Originally, Scamp is exactly what he is named—a frisky, serious scamp of a pup that gets into trouble from time to time as he holds little respect for rules. Scamp goes to being a wild dog, free to run without worries, unhindered by rules or boundaries in "a world without fences." This puts him in a conflict with his father, Tramp, whose past Scamp is originally unaware of, believing Tramp to always dream to be a housepet when he lived the life Scamp wants, but is unaware of the harsh realities of that life. His respect for his father is less than so, as Tramp has put his past behind him and fully embraced the life of a house-pet, as well as gaining a clear respect of rules, which he tries to impress upon Scamp.
Scamp is also somewhat serious and ill-tempered, putting some trust into Buster, the leader of the Junkyard Dogs, who has a history with Scamp's father. Scamp desired to prove himself worthy of being a Junkyard Dog in Buster's eyes to the point of stealing from his own family and turning his back on his father. Needless to say, Scamp got burned when Buster, who figured out Tramp was Scamp's father, leaves him to be captured by the dogcatcher as revenge against Tramp, and Scamp made a regret how much he loves and misses his family. When Tramp saves him, Scamp finally gets a healthy respect of rules and appreciation of the family that loves him and begrudgingly accepts baths.
Throughout his adventure, Scamp had a crush on a young Junkyard Dog named Angel, and she returned his affections in a smug, playful kind of way. History repeated itself when Scamp took Angel to the very same restaurant his father took Lady, and they both shared a spaghetti meal from Tony (but in a more messy manner). Scamp was surprised to learn that Angel desired a family like the one he left behind and was astonished to find out he ran away from them, and that she had been in five families but they never worked out. Scamp accidentally betrays Angel by blurting out "she's the one who wants to be a housedog" in front of all the Junkyard Dogs, and she runs off, hurt and upset. But when she sees Scamp with the dogcatcher, she comes to his rescue by leading Tramp to the pound and aids in saving Scamp. After leaving Buster in a pile of junk back at the junkyard, Scamp goes home with Angel. To both their joy, Angel is accepted and taken in by Scamp's family so they can always be together.
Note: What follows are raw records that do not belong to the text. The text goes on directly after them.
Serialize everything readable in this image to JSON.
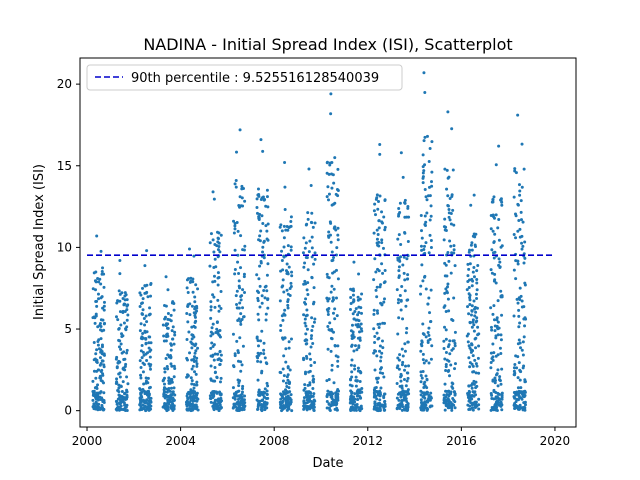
{
  "chart_data": {
    "type": "scatter",
    "title": "NADINA - Initial Spread Index (ISI), Scatterplot",
    "xlabel": "Date",
    "ylabel": "Initial Spread Index (ISI)",
    "xlim": [
      1999.7,
      2020.9
    ],
    "ylim": [
      -1.0,
      21.6
    ],
    "x_ticks": [
      {
        "value": 2000,
        "label": "2000"
      },
      {
        "value": 2004,
        "label": "2004"
      },
      {
        "value": 2008,
        "label": "2008"
      },
      {
        "value": 2012,
        "label": "2012"
      },
      {
        "value": 2016,
        "label": "2016"
      },
      {
        "value": 2020,
        "label": "2020"
      }
    ],
    "y_ticks": [
      {
        "value": 0,
        "label": "0"
      },
      {
        "value": 5,
        "label": "5"
      },
      {
        "value": 10,
        "label": "10"
      },
      {
        "value": 15,
        "label": "15"
      },
      {
        "value": 20,
        "label": "20"
      }
    ],
    "grid": false,
    "legend": {
      "position": "top-left",
      "entries": [
        "90th percentile : 9.525516128540039"
      ]
    },
    "reference_lines": [
      {
        "y": 9.525516128540039,
        "x_range": [
          2000.0,
          2020.0
        ],
        "style": "dashed",
        "color": "#0000cc",
        "label": "90th percentile : 9.525516128540039"
      }
    ],
    "series": [
      {
        "color": "#1f77b4",
        "marker_size": 2.2,
        "seasons": [
          {
            "year": 2000,
            "start": 2000.25,
            "end": 2000.75,
            "peak": 10.7,
            "n": 150
          },
          {
            "year": 2001,
            "start": 2001.25,
            "end": 2001.75,
            "peak": 9.2,
            "n": 140
          },
          {
            "year": 2002,
            "start": 2002.25,
            "end": 2002.75,
            "peak": 9.8,
            "n": 150
          },
          {
            "year": 2003,
            "start": 2003.25,
            "end": 2003.75,
            "peak": 8.2,
            "n": 140
          },
          {
            "year": 2004,
            "start": 2004.25,
            "end": 2004.75,
            "peak": 9.9,
            "n": 150
          },
          {
            "year": 2005,
            "start": 2005.25,
            "end": 2005.75,
            "peak": 13.4,
            "n": 150
          },
          {
            "year": 2006,
            "start": 2006.25,
            "end": 2006.75,
            "peak": 17.2,
            "n": 150
          },
          {
            "year": 2007,
            "start": 2007.25,
            "end": 2007.75,
            "peak": 16.6,
            "n": 150
          },
          {
            "year": 2008,
            "start": 2008.25,
            "end": 2008.75,
            "peak": 15.2,
            "n": 150
          },
          {
            "year": 2009,
            "start": 2009.25,
            "end": 2009.75,
            "peak": 14.8,
            "n": 150
          },
          {
            "year": 2010,
            "start": 2010.25,
            "end": 2010.75,
            "peak": 19.4,
            "n": 150
          },
          {
            "year": 2011,
            "start": 2011.25,
            "end": 2011.75,
            "peak": 9.1,
            "n": 140
          },
          {
            "year": 2012,
            "start": 2012.25,
            "end": 2012.75,
            "peak": 16.3,
            "n": 150
          },
          {
            "year": 2013,
            "start": 2013.25,
            "end": 2013.75,
            "peak": 15.8,
            "n": 150
          },
          {
            "year": 2014,
            "start": 2014.25,
            "end": 2014.75,
            "peak": 20.7,
            "n": 150
          },
          {
            "year": 2015,
            "start": 2015.25,
            "end": 2015.75,
            "peak": 18.3,
            "n": 150
          },
          {
            "year": 2016,
            "start": 2016.25,
            "end": 2016.75,
            "peak": 13.2,
            "n": 150
          },
          {
            "year": 2017,
            "start": 2017.25,
            "end": 2017.75,
            "peak": 16.2,
            "n": 150
          },
          {
            "year": 2018,
            "start": 2018.25,
            "end": 2018.75,
            "peak": 18.1,
            "n": 150
          }
        ]
      }
    ]
  }
}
In between the long gap between both films, Scamp appeared in many Disney comics, including his own comic strip which ran in newspapers from 1955 to 1988.
- He is only seen with his sisters in the original film, comic, and books.
- In Lady and the Tramp II, Scamp appears to be the smallest one due to the ending where his sisters are seen to be taller than him though this might not be so as Scamp has a habit of slouching or hunching his shoulders.
- Scamp has more American Cocker Spaniel in him than terrier due to a few scenes where Tramp takes the chains off him he is lighter colored, when he flops his ears down a couple of times his ears are seen to be longer than Tramp's and his fur size matches Lady's.
- Scamp and Danielle are the two major gutter mouths and troublemakers in the family.
- Roger Bart, who provides Scamp's singing voice, previously did the singing for a young Hercules in the film of the same name.